When we see a spot fire we grab some water and put it out, right? We know it could turn ugly pretty quickly and the costs can be immeasurable. Georgia Murch explains why the same goes for having difficult conversations.

How many conversations with people, friends, colleagues and customers become bigger than they need to be because you don’t ‘nip them in the bud’ in the early days? That is, when you first noticed the issue or problem and/or when something felt not quite right.

The scenarios vary widely from observing others speak rudely or aggressively, observing someone arrive too late, a team member missing a deadline, an inappropriate outfit being worn, the second Monday being taken as a ‘sick’ day or your employee cancelling your weekly catch up – and the list goes on.

It can be anything that may seem small, at the time. You might decide it’s not worth worrying about so you let it go because you ‘don’t sweat the small stuff’; or you are too nervous to approach the person as it is only once or twice it has happened; or you deny it will become something bigger; or you just don’t want the conflict. There are plenty of reasons as to why we don’t have the conversations but the point is… we don’t.

There is a downside.

Ignoring these issues can be the difference between a spot fire and a raging bush fire. The longer we leave them the greater the costs to the business and ourselves.

When we see a spot fire we grab some water and put it out, right? We know it could turn ugly pretty quickly and the costs can be immeasurable. This is the same for when we don’t nip those conversations in the bud.

Management Consulting firm McKinsey put out a white paper called ‘Bad to Great: The path to scaling up excellence’. They cited that the most important factor in obtaining leadership excellence was their ability to ‘Nip It In The Bud’. Yep… Number 1! Leaders who are focused on improving behavior improve organisational performance. Eliminating the negative is the first step in the process. Destructive behaviour—selfishness, nastiness, fear, laziness, dishonesty—packs a far bigger wallop than constructive behaviour and it hurts the bottom line.

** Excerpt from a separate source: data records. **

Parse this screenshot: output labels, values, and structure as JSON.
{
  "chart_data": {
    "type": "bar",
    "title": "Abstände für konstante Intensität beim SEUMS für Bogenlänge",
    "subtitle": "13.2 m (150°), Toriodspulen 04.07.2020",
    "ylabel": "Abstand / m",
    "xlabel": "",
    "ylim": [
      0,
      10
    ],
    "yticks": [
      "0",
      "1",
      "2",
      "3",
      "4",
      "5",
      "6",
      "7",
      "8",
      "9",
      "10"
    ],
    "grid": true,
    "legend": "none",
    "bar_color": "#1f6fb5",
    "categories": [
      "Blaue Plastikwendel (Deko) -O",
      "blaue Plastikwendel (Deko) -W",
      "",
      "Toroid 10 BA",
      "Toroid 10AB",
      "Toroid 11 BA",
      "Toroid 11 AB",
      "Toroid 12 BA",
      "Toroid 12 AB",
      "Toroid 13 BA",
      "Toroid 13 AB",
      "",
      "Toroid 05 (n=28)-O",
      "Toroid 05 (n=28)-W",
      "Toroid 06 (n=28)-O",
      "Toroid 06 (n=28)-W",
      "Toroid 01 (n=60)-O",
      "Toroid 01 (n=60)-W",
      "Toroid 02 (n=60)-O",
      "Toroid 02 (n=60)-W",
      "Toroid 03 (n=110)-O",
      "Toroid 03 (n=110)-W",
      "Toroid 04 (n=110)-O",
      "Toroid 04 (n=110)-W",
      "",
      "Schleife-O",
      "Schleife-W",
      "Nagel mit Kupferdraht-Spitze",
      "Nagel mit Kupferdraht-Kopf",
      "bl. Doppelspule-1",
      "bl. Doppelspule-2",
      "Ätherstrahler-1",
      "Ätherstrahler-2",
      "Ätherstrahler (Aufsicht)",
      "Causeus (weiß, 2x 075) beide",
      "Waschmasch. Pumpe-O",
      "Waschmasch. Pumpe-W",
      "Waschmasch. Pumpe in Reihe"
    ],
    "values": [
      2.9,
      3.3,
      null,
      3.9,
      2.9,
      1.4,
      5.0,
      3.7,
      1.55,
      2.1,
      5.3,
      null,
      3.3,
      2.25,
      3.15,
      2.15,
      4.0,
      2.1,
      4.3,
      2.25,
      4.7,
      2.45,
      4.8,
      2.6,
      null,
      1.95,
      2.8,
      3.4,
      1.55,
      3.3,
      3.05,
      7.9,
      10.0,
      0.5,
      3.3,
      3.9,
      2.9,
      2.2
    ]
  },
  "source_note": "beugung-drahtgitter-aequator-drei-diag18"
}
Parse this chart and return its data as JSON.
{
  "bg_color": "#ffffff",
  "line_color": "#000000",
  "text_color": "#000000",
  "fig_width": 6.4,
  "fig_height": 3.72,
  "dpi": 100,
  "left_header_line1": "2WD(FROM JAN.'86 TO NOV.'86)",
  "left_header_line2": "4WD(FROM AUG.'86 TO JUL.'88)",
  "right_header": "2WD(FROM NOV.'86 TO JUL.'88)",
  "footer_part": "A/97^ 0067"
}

One of the studies McKinsey cited was Charles O’Reilly and Barton Weitz who observed supervisors in a large retail chain. They focused on how supervisors handled salespeople who were tardy, unhelpful, uncooperative, discourteous to customers, or unproductive. They found that supervisors of the most productive units confronted problems more directly and quickly, issued more warnings, used formal punishments more often, and promptly fired employees when warnings failed. This isn’t an argument for striking fear among employees. The best bosses nip bad behaviours in the bud but treat people with dignity.

To further support this (aside from googling the cost of bad behaviours in the workplace for a plethora of evidence) Andrew Marty from SACS published an article in the Sydney Morning Herald in 2014; ‘Australia’s Productivity Problem Begins with Bad Behaviour’. He discussed the study of over 1000 public and private sector professionals to find a staggering two thirds of employees can be intentionally rude, more than half stole from their employer and three quarters were taking sickies when they were not sick. While a dollar figure hasn’t been placed on it here, in the US it’s estimated that counter-productive work behaviours cost about $4.2 billion each year.

So what we know is that:

  • If you do nothing…. nothing will change
  • It is highly likely that the action will repeat itself or get worse
  • It costs the organisation and the individual avoiding the issue(s)
  • A remarkable conversation is likely to influence

Imagine not having to ruminate on the conversation over and over and over again in your head.  Imagine the sleep you’ll get, the reduced stress and anxiety, the time you’ll have to process other issues and how impressed with yourself you will be once you have done it. Not to mention the improved effects for the business.

So do yourself and your team a favour and put out the spot fire by ‘nipping it in the bud’.